Frustration over the pay increase prompted a crowd of employees to stop working and protest in the warehouse cafeteria around 4 p.m. on Wednesday. The union GMB, which represents some Amazon employees in the UK, estimated between 700 and 1,000 people took part and said that the protests in Tilbury continued on Thursday, as workers at warehouses in Coventry and Bristol also quit.
Amazon workers are not the first in Britain’s tech industry to protest a pay increase that employees say is outdated given the cost of energy bills and rising inflation. Thousands of workers at telecom company BT went on strike at the end of July, after announcing a 3 to 8 percent pay increase. Postal and railroad workers across the country also voted in favor of industrial action over wages.
Steve Garelick, GMB’s regional organizer, said there had never been a strike before at many Amazon warehouses in the UK. “This is the first time there has been a cohesive action from the workers,” he said. Garelick said the move reflects Amazon’s inadequate response to workers’ concerns about rising costs of living, driven by inflation and a rise in interest rates from the Bank of China. england.
When asked about the steps, Amazon spokesman David Nieberg said the company offers competitive pay and benefits. “Employees are offered a comprehensive benefits package that includes private health insurance, life insurance, income protection, subsidized meals and employee discounts, which add up to value,” he said. thousands annually, as well as corporate pension plans”. GMB says employee discounts are capped at £100 per year.
One video posted on Twitter showed workers striking when Amazon representatives tried to convince them to return to work or leave the facility, saying it was too hot. “It’s probably not very safe in this canteen,” the manager says in the video, before their voices are drowned out by the crowd. “We’re used to it,” several voices shouted back.
Amazon has long tried to discourage its workers from joining unions, but a growing number of employees in its warehouses have done so since the pandemic hit.

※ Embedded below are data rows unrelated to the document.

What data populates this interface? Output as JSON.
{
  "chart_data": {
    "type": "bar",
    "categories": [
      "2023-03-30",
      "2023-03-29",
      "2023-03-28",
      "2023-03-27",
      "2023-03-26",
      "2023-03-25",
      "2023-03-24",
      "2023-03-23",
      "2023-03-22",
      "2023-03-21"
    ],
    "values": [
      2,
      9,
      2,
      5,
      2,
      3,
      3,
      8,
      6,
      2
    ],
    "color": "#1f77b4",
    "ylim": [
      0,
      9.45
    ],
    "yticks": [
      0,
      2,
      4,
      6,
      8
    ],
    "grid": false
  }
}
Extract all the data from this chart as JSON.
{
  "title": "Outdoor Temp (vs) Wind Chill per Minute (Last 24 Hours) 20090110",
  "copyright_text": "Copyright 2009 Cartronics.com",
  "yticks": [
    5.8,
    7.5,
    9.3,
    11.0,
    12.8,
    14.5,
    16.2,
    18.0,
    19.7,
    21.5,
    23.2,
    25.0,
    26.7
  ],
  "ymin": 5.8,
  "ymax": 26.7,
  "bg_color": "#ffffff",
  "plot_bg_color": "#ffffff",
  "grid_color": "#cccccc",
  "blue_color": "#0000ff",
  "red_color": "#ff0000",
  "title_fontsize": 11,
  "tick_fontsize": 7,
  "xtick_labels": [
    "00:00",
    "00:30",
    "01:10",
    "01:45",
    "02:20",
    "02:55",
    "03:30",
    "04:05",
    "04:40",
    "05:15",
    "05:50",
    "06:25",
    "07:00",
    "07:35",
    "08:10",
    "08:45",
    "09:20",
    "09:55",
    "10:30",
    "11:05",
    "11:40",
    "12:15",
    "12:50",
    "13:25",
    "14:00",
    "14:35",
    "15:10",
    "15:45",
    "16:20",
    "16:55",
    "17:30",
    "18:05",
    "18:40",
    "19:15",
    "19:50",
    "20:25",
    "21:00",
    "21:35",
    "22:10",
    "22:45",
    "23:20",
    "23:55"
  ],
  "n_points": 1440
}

In April, Amazon workers in New York City’s Staten Island voted to establish the first union at the company United States. In May, strikes took place at seven distribution centers across Germany, Amazon’s largest market in Europe.
“After Covid, after risking our lives in such uncertain times, it was like being spit in the face, 35 minutes,” said another Amazon employee who joined the walk at the Tilbury facility. know. “We could see the company turn a profit.” Amazon reported a quarterly profit of $14.3 billion in February but recorded a loss in business results in the last two quarters.
However, cost-of-living concerns have led other workers to conclude that they cannot afford to take part in the walkout. “I need money,” said another worker at the Tilbury warehouse, who remained at their station on Thursday instead of joining the coffee shop protest, and recently started working overtime to increase revenue. import. “Inflation has hit us very hard.”
Employees at Tilbury were told that to attend the walkout they would have to “hang up” and would not be paid, the employee said, and managers kept a record of who did and did not stay. back to their workstation.